La pandemia de coronavirus elevó la tasa de desocupación en España desde el 13,8% al 14,4% en el primer trimestre, según la encuesta de población activa (EPA) publicada por el Instituto Nacional de Estadística (INE), que da cuenta que el total de desempleados (parados) llega hasta los 3,3 millones de personas. 

El organismo aclaró que las cifras no tienen en cuenta los trabajadores afectados por un expediente de regulación temporal de ocupación (ERTE), ya que a efectos estadísticos no se los considera desempleados aunque no hayan trabajado, con lo cual la EPA de este trimestre  no refleja con plenitud el impacto de la pandemia en el mercado laboral.

El número de ocupados se redujo en el trimestre en 285.600 personas, aunque hay otras 562.900 personas que expresaron no haber trabajado. Esta cifra que no tiene precedentes en un primer trimestre del año –según una nota de prensa del INE– refleja el altísimo volumen de trabajadores en situación de ERTE. En cuanto al número de parados, el volumen en 121.000 personas, hasta los 3,3 millones, según reflejan los medios españoles.

La secretaria de Estado de Economía y Apoyo a la Empresa, Ana de la Cueva, dijo respecto de la suba del desempleo que confía en que “esta situación sea temporal” y pueda recuperarse el mercado laboral en los próximos meses. Sobre las previsiones del Banco de España, De la Cueva ha dicho que el rango de previsiones es muy amplio.

En Catalunya, las estadísticas mostraron un incremento de la tasa de desocupación desde el 10,5% del cuarto trimestre del año hasta el 10,7 por ciento.

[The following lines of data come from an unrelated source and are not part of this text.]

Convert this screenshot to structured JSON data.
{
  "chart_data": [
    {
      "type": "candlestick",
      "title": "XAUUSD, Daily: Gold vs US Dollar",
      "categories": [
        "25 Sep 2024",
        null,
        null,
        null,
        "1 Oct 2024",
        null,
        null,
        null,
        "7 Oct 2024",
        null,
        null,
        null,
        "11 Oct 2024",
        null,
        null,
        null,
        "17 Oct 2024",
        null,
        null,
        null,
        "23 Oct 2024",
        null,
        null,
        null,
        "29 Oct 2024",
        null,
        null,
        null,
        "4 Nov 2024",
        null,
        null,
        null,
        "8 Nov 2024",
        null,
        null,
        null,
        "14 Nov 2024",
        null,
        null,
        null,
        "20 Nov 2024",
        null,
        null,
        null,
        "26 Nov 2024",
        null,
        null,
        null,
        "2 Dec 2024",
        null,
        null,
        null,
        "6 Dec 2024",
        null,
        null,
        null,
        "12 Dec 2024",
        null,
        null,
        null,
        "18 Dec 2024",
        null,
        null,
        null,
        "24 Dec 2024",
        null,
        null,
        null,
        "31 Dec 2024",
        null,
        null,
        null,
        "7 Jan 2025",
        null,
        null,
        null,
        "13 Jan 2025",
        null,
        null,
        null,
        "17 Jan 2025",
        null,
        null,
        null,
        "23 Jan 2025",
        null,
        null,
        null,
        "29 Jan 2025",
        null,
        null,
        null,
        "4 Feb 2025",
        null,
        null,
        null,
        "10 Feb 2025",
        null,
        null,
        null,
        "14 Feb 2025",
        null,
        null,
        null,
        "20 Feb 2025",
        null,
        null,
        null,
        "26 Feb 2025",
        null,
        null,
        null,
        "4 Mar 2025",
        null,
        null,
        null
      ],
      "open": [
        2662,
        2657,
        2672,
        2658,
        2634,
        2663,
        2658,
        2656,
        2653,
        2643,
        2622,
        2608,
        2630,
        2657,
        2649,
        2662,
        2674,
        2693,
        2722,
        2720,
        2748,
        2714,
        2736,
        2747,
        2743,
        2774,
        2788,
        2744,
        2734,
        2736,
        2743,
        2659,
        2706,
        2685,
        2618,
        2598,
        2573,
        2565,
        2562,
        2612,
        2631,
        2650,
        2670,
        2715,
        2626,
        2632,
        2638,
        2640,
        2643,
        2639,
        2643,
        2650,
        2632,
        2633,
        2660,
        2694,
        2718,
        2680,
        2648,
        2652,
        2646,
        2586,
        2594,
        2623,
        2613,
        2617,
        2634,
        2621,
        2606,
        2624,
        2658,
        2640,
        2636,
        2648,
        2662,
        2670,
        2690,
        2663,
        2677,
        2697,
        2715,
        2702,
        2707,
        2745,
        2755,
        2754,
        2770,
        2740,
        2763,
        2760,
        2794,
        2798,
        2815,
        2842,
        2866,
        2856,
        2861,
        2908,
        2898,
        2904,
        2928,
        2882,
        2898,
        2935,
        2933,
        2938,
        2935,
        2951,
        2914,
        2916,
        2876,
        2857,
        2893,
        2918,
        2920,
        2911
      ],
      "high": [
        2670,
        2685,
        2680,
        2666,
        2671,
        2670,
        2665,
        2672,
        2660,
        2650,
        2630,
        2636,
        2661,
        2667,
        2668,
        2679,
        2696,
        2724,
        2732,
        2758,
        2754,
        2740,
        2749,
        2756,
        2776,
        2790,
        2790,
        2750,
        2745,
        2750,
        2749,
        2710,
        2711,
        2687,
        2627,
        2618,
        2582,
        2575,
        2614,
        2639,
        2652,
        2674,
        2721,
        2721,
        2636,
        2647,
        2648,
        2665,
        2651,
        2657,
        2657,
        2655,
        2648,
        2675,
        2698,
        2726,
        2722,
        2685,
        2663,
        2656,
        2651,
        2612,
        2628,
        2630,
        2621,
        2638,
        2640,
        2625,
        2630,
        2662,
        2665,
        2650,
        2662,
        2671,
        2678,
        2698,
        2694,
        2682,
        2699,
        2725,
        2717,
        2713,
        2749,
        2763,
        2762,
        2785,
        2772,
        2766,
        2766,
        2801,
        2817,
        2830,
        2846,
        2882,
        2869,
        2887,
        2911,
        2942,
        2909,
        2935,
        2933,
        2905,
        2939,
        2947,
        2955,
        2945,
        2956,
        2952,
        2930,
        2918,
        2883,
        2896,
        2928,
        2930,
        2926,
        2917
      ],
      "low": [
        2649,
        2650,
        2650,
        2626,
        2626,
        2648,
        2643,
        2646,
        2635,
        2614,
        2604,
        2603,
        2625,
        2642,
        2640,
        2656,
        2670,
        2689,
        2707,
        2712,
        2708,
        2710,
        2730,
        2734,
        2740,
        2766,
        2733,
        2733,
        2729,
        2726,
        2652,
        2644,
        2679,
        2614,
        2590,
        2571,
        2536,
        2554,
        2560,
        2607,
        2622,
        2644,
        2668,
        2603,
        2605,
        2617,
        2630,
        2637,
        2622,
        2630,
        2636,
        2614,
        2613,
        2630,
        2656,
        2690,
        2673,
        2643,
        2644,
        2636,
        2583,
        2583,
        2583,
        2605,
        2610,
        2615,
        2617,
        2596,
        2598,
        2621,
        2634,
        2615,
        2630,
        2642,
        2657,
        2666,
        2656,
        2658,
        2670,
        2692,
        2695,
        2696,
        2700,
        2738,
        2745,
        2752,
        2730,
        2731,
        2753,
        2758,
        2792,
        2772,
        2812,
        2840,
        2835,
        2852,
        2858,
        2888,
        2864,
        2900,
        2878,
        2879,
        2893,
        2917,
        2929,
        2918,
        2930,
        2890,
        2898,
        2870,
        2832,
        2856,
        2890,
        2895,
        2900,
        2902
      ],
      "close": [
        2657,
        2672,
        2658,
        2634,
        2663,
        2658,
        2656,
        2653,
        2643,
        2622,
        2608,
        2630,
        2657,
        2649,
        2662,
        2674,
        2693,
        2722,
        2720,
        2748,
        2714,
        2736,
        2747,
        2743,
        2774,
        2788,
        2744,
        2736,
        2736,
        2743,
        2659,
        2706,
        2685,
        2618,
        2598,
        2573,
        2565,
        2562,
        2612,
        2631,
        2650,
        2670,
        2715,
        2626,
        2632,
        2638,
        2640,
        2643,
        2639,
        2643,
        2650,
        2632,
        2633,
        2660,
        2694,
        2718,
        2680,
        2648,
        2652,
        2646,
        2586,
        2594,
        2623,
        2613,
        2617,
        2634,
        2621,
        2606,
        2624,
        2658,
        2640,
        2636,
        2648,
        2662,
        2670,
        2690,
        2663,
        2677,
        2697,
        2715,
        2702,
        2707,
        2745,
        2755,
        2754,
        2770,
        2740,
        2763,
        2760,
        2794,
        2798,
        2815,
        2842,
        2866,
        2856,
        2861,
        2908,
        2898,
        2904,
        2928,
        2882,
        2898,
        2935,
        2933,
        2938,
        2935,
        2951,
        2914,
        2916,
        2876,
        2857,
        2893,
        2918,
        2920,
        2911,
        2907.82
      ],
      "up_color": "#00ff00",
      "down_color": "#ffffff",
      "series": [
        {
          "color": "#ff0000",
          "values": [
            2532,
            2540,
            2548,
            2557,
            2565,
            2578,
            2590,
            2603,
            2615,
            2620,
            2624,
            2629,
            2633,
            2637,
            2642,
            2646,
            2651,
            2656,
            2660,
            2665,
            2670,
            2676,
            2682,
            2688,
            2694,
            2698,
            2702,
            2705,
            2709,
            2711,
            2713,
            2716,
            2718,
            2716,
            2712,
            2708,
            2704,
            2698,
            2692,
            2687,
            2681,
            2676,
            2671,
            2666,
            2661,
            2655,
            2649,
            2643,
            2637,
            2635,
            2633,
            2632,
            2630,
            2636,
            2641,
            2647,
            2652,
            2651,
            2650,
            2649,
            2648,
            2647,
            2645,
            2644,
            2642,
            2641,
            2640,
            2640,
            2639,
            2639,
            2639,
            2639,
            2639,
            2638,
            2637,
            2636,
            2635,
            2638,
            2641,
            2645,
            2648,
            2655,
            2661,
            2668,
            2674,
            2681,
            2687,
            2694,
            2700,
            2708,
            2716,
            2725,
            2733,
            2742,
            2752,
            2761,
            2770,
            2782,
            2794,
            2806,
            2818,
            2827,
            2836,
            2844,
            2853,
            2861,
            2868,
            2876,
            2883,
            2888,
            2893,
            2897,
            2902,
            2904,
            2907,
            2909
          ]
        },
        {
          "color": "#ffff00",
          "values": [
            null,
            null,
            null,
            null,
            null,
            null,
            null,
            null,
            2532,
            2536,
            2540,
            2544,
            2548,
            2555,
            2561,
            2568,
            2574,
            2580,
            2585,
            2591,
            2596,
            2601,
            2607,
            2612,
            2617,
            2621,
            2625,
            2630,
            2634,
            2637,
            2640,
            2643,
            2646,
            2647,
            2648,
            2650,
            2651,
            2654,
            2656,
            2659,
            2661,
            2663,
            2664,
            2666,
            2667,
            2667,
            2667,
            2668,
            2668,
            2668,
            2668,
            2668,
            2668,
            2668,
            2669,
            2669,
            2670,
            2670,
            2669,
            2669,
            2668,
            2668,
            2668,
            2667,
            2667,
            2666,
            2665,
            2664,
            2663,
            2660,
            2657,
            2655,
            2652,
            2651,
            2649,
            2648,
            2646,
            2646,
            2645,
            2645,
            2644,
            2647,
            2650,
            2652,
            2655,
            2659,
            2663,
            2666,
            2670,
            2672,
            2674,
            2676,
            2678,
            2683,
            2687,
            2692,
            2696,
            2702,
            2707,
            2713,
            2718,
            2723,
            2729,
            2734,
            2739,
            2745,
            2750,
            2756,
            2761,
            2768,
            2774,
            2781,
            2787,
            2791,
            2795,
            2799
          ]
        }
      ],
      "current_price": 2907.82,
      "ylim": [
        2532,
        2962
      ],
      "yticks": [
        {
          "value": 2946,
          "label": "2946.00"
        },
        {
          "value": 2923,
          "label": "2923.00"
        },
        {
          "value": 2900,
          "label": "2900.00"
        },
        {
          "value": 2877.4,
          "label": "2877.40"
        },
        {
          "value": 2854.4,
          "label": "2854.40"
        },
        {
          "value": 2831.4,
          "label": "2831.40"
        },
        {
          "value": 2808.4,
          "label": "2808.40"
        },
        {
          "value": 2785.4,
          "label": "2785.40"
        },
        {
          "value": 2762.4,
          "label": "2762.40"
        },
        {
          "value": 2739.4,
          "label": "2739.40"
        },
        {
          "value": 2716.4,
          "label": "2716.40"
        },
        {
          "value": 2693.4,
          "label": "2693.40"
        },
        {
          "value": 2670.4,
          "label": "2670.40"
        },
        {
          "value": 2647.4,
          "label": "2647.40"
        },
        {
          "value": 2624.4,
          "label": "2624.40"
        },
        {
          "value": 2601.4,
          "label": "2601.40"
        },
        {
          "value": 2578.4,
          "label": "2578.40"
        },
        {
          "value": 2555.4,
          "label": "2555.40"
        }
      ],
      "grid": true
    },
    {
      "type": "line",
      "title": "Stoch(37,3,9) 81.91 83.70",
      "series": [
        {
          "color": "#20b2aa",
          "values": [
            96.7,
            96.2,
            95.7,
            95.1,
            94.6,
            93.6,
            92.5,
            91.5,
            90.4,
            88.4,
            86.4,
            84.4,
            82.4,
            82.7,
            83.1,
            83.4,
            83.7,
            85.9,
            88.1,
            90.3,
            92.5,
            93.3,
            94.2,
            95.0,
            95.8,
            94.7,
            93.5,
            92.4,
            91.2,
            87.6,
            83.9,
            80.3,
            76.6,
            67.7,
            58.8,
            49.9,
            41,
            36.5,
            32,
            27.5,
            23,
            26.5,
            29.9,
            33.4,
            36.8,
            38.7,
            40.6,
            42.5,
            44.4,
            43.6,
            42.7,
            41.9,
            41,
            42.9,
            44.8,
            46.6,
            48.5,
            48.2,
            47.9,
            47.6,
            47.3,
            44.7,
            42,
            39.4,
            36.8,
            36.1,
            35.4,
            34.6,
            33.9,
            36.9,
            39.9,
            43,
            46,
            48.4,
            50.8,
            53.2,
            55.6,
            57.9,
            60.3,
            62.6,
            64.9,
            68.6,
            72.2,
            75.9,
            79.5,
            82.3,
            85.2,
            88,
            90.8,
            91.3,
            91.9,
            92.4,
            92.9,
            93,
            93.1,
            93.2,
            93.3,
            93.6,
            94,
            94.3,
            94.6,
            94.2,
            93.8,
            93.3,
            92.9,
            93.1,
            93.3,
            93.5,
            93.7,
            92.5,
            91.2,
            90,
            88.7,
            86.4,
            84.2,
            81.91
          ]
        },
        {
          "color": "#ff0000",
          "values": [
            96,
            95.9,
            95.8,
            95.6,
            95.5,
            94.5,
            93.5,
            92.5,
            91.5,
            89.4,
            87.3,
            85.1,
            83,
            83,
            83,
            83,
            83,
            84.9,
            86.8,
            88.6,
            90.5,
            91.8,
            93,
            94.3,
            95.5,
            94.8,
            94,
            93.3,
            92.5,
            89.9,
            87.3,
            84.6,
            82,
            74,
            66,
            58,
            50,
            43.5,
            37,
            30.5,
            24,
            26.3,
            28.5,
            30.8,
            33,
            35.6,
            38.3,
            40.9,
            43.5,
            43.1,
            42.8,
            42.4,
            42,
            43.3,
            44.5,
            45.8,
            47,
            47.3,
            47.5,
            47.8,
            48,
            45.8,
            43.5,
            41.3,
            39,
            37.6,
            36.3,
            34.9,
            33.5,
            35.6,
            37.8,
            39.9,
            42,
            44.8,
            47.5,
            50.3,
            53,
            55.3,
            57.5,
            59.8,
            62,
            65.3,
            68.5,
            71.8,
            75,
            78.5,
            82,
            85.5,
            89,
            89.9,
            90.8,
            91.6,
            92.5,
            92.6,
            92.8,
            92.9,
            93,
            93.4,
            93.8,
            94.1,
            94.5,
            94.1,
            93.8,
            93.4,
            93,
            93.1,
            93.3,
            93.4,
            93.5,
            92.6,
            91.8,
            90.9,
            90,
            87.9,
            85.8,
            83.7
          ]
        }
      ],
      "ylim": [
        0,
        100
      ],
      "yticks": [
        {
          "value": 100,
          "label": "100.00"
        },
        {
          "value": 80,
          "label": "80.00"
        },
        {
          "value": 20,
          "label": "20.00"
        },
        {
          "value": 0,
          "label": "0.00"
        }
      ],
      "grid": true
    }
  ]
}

Los desempleados crecieron en 5.800 mientras los ocupados descendieron en 27.000 personas.

Las estadísticas del INE (Instituto Nacional de Estadística) van en la línea de las previsiones de impacto laboral de la Covid-19 que muestran informes como el del Banco de España o el del think tank Funcas. Este último estimó que la tasa de desocupación alcanzaría su nivel máximo en el segundo trimestre del año y se acercaría al 20 por ciento. El Banco de España estima en el peor de los escenarios que el desempleo alcanzaría el 21,7 por ciento.

El impacto es semejante al que se detectó en el servicio público de empleo (SEPE) en el mes de marzo, cuando los registros mostraron un brusco descenso de la afiliación a la Seguridad Social desde que comenzó la cuarentena el 14 de marzo. En concreto se perdieron más de 800.000 afiliados si bien el número de desocupados sólo se incrementó en unos 21.000.